3.                                En l'espèce, les conditions d'une taxation d'office étaient remplies, puisque la contribuable n'avait déposé ni déclaration d'impôt, ni états financiers, ni pièces utiles en dépit des délais accordés. Il convient d'observer que la contribuable n'a pas fait valoir qu'elle n'avait pas reçu de sommation pour contester la validité formelle des taxations d'office. Les décisions de taxation mentionnaient par ailleurs expressément que la réclamation devait être motivée et indiquer des moyens de preuve et - pour être recevable - qu'elle ne pouvait être déposée qu'au motif que la taxation était manifestement inexacte. Or, en formant sa réclamation le 22 mai 2009, la société n'a pas été en mesure de déposer une déclaration d'impôt dûment complétée, ni d'ailleurs de présenter des comptes ou même un état de fait étayé par des pièces justificatives, qui aurait permis de constater que la taxation d'office était manifestement inexacte. Elle s'est bornée pour l'essentiel à chercher à obtenir des délais, comme elle l'avait fait précédemment, en exposant des difficultés financières liées à un litige et l'état de santé de son administrateur. En guise de preuve du litige invoqué, la réclamante a produit un avis du juge de paix à l'expert commis dans une procédure d'expertise hors procès, document qui n'a d'autre mérite que de rendre plausible une créance, sans en établir le montant, ni la part contestée, ni par conséquent le montant de la provision supposée comptabilisée en raison de ce litige. Ainsi, dans sa réclamation, la société n'a nullement exposé en quoi les décisions de taxation étaient manifestement inexactes. Dans le cadre de la procédure instruite devant le tribunal cantonal, la recourante n'a d'ailleurs pas apporté d'autres éléments à l'appui de ses conclusions.

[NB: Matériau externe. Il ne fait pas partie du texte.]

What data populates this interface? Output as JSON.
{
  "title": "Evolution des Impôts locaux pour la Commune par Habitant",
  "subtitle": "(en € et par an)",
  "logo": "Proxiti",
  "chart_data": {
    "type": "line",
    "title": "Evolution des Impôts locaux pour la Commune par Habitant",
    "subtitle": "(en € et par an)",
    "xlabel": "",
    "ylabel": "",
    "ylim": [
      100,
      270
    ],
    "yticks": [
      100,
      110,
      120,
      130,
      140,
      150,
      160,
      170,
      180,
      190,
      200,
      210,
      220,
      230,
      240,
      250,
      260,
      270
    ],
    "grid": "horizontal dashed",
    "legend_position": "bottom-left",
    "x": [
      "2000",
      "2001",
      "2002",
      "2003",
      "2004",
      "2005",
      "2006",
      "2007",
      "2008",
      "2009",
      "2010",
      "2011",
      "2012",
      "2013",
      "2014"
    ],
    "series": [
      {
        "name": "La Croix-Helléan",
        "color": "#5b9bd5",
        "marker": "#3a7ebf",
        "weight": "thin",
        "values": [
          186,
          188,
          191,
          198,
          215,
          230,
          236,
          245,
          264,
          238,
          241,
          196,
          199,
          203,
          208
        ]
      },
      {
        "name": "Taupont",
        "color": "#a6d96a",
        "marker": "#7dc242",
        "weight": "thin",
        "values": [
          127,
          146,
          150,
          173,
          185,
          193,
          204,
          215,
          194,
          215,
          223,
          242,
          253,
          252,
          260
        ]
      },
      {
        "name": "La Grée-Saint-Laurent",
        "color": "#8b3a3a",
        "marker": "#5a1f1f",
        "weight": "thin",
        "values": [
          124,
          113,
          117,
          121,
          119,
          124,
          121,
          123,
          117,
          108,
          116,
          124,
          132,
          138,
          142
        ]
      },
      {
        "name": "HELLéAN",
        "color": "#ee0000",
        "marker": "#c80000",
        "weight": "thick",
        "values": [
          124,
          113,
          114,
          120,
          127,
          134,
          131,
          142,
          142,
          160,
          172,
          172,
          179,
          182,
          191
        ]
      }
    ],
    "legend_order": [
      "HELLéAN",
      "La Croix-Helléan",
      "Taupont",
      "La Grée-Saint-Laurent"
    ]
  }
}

Dans ces conditions, c'est à juste titre que la réclamation formée contre les taxations d'office a été déclarée irrecevable par l'autorité intimée, si bien qu'il n'y a pas lieu d'examiner les griefs de fond, d'ailleurs ni clairement invoqués, ni documentés.

4.                                Les considérations qui précèdent conduisent au rejet du recours et à la confirmation de la décision attaquée. Vu l'issue du litige, la recourante supportera les frais de justice, arrêtés à 1'600 fr. (1000 fr. en matière d'impôt cantonal et communal, 600 fr. en matière d'impôt fédéral direct); elle n'aura par ailleurs pas droit à l'allocation de dépens.

Par ces motifs
la Cour de droit administratif et public
du Tribunal cantonal
arrête:

 

I.                                   Le recours est  rejeté.

II.                                 La décision sur réclamation rendue le 7 avril 2010 par l'Administration cantonale des impôts est confirmée.

III.                                Un émolument de justice de 1'600 (mille six cents) francs est mis à la charge de la recourante.

IV.                              Il n'est pas alloué de dépens

Lausanne, le 7 septembre 2011

 

                                                          Le président :

 

 

Le présent arrêt est communiqué aux destinataires de l'avis d'envoi ci-joint.

Il peut faire l'objet, dans les trente jours suivant sa notification, d'un recours au Tribunal fédéral. Le recours en matière de droit public s'exerce aux conditions des articles 82 ss de la loi du 17 juin 2005 sur le Tribunal fédéral (LTF - RS 173.110), le recours constitutionnel subsidiaire à celles des articles 113 ss LTF. Le mémoire de recours doit être rédigé dans une langue officielle, indiquer les conclusions, les motifs et les moyens de preuve, et être signé. Les motifs doivent exposer succinctement en quoi l’acte attaqué viole le droit. Les pièces invoquées comme moyens de preuve doivent être jointes au mémoire, pour autant qu’elles soient en mains de la partie; il en va de même de la décision attaquée.